Facts were that De Vries was actually involved in very few on-track incidents.
There was some contact in Santiago, and despite Antonio Felix da Costa’s vehement protestations after Mexico City, it was clear that a braking issue that contributed to the incident spoiled Robin Frijns’ race.
It was the same issue that meant De Vries had to pull off the save of the season on the opening lap when he drew gasps from the grandstands as he wickedly fish-tailed under braking for turn three and missed leader Mitch Evans by the width of an end-plate.
Lau pauses on a phrase, before re-emphasising it when asked about his charges most positive attributes.
“The energy-efficient driving he’s taken to like a duck to water. That exceeded my expectations, even from the beginning” :: Albert Lau
“Consistency in demeanour,” he says.
“There’s not a lot of ups and downs with Nyck. Every time he comes into the simulator, he’s got a great attitude.
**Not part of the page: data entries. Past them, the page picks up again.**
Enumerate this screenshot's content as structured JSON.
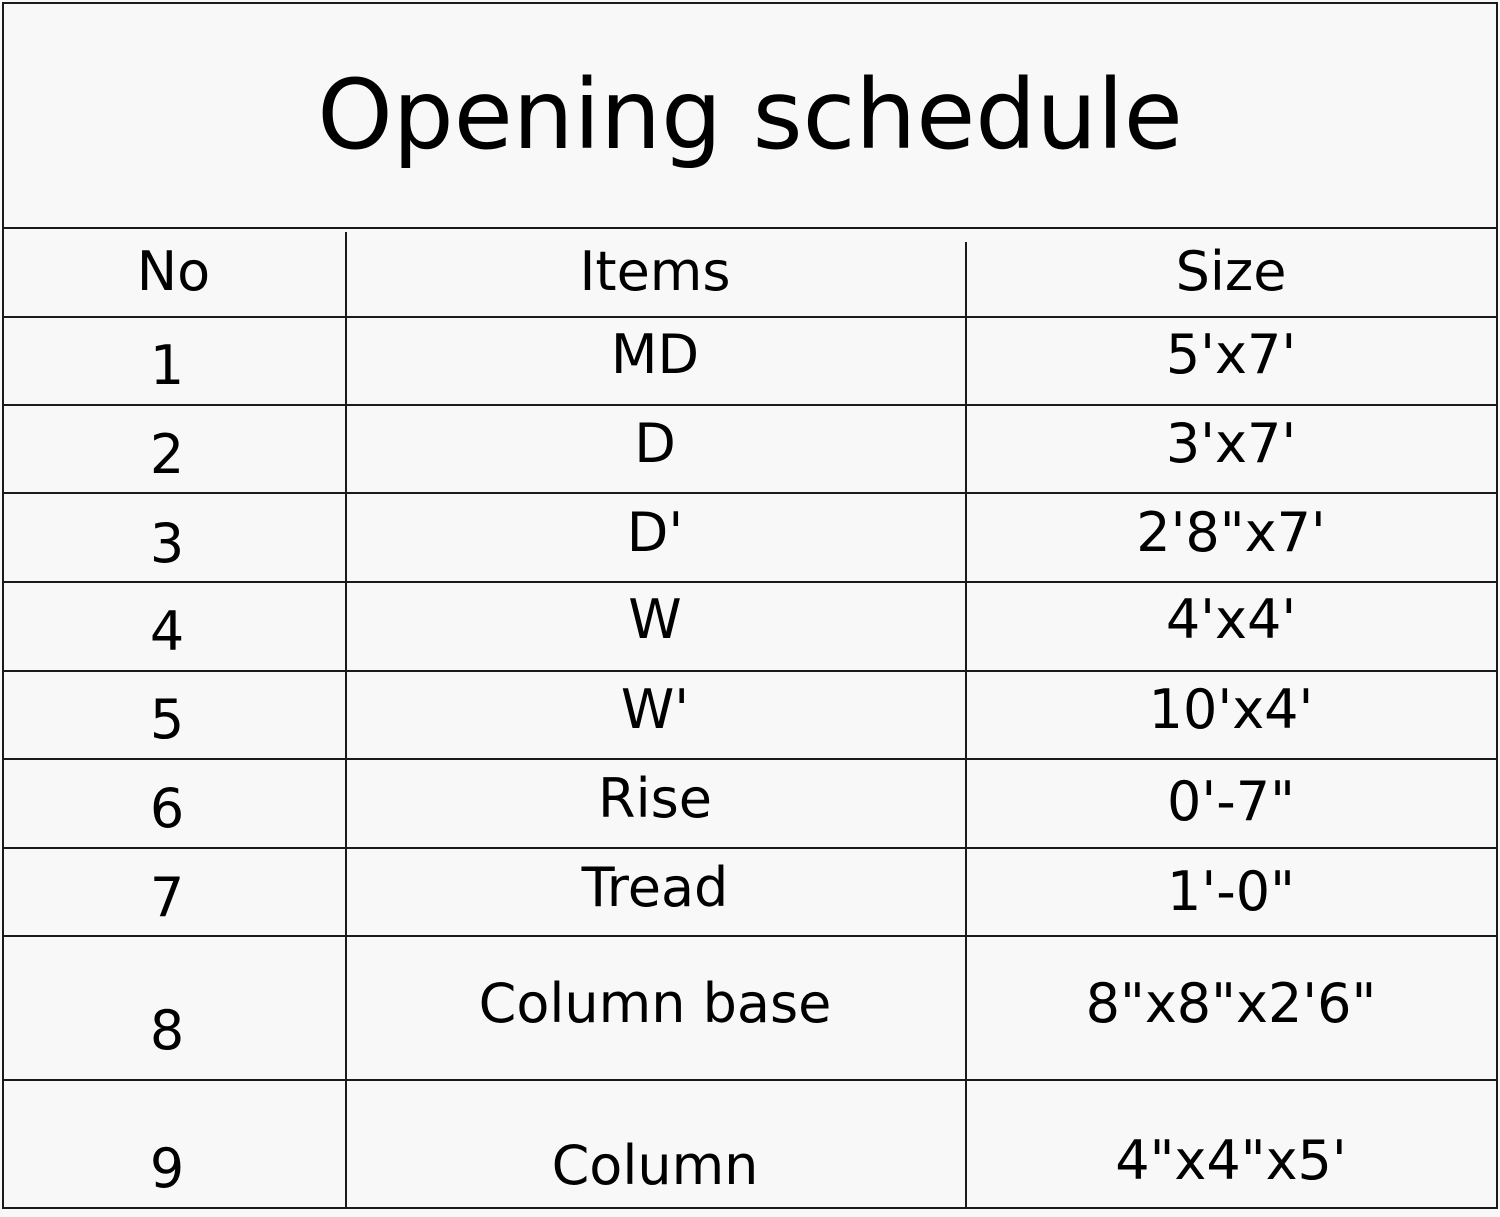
{
  "title": "Opening schedule",
  "headers": {
    "no": "No",
    "items": "Items",
    "size": "Size"
  },
  "rows": [
    {
      "no": "1",
      "item": "MD",
      "size": "5'x7'"
    },
    {
      "no": "2",
      "item": "D",
      "size": "3'x7'"
    },
    {
      "no": "3",
      "item": "D'",
      "size": "2'8\"x7'"
    },
    {
      "no": "4",
      "item": "W",
      "size": "4'x4'"
    },
    {
      "no": "5",
      "item": "W'",
      "size": "10'x4'"
    },
    {
      "no": "6",
      "item": "Rise",
      "size": "0'-7\""
    },
    {
      "no": "7",
      "item": "Tread",
      "size": "1'-0\""
    },
    {
      "no": "8",
      "item": "Column base",
      "size": "8\"x8\"x2'6\""
    },
    {
      "no": "9",
      "item": "Column",
      "size": "4\"x4\"x5'"
    }
  ]
}
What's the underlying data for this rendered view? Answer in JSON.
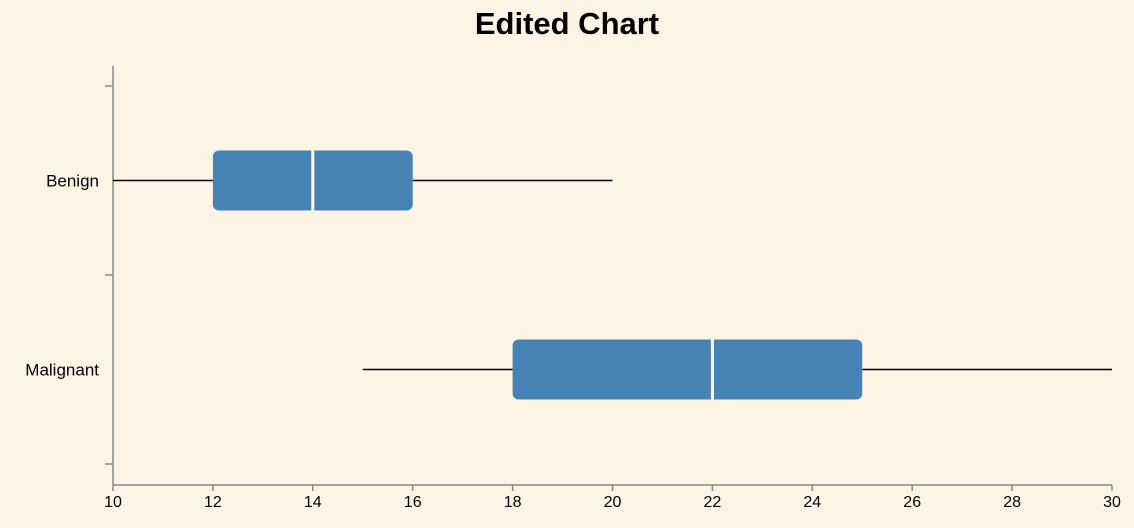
{
  "chart_data": {
    "type": "boxplot",
    "title": "Edited Chart",
    "xlabel": "",
    "ylabel": "",
    "xlim": [
      10,
      30
    ],
    "x_ticks": [
      "10",
      "12",
      "14",
      "16",
      "18",
      "20",
      "22",
      "24",
      "26",
      "28",
      "30"
    ],
    "categories": [
      "Benign",
      "Malignant"
    ],
    "boxes": [
      {
        "category": "Benign",
        "min": 10,
        "q1": 12,
        "median": 14,
        "q3": 16,
        "max": 20
      },
      {
        "category": "Malignant",
        "min": 15,
        "q1": 18,
        "median": 22,
        "q3": 25,
        "max": 30
      }
    ],
    "box_color": "#4682b4",
    "median_color": "#ffffff",
    "whisker_color": "#000000",
    "background_color": "#fdf4e6",
    "grid": false
  }
}
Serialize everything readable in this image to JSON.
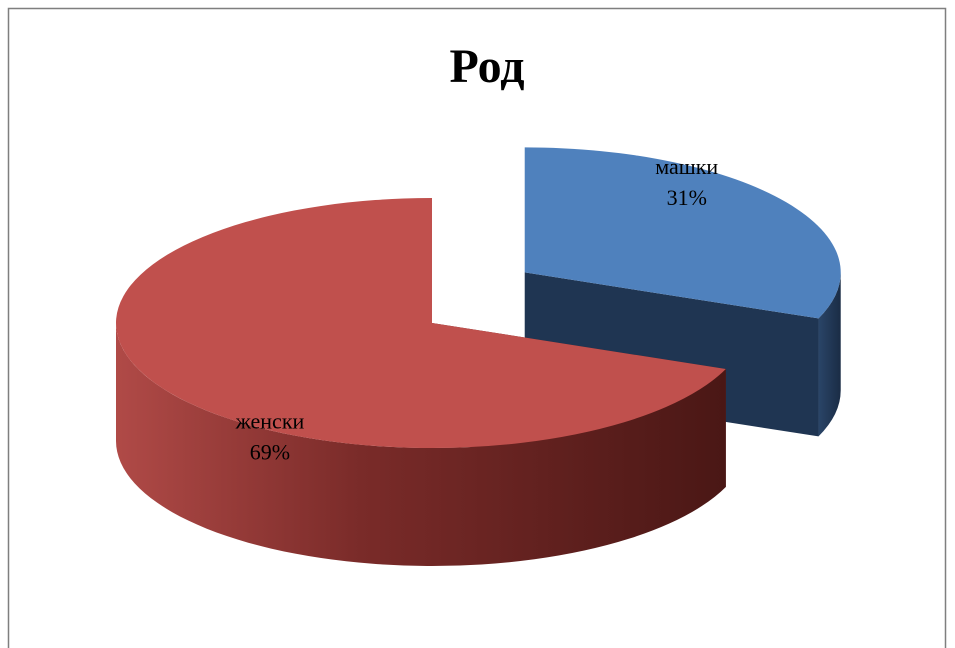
{
  "chart_data": {
    "type": "pie",
    "style": "3d-exploded",
    "title": "Род",
    "slices": [
      {
        "label": "машки",
        "value": 31,
        "value_label": "31%",
        "color": "#4f81bd",
        "side_color": "#1f3552"
      },
      {
        "label": "женски",
        "value": 69,
        "value_label": "69%",
        "color": "#c0504d",
        "side_color": "#5e1d1b"
      }
    ],
    "legend": "none",
    "border_color": "#7f7f7f"
  }
}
“Every time that you’re testing it’s the same and the actual driving skills like circuit learning, good memory, high mental capacity during a race have made it possible for him to succeed in his first year.”
There were major tests of De Vries’ mental approach in the early phases of the championship, particularly when two team errors cost him.
One was a definite third place in Santiago due to overcooling the battery on the grid, and the other at Marrakesh when a software glitch caused a power overspike.
“Ultimately, everyone is going to make mistakes and maybe it hit me a little bit harder if I start to count the points that I just purely missed from things that were outside my control,” says De Vries.
“You know, I would have a different outcome in the championship, but everyone has things like that and it doesn’t make sense to look back and live in the past, we just have to move on.”
It was that attitude that reinforced Mercedes-Benz EQ’s belief in De Vries and his progress in 2020.
As Lau attests, De Vries’s race performances marked him out as more than just an impressive new rookie.
“It wasn’t necessarily a shock to me, but it was sort of how he managed the races that was surprising,” says Lau.
“The energy-efficient driving he’s taken to like a duck to water. That exceeded my expectations, even from the beginning.
“There’s not a lot of negatives I have to say for his first year.”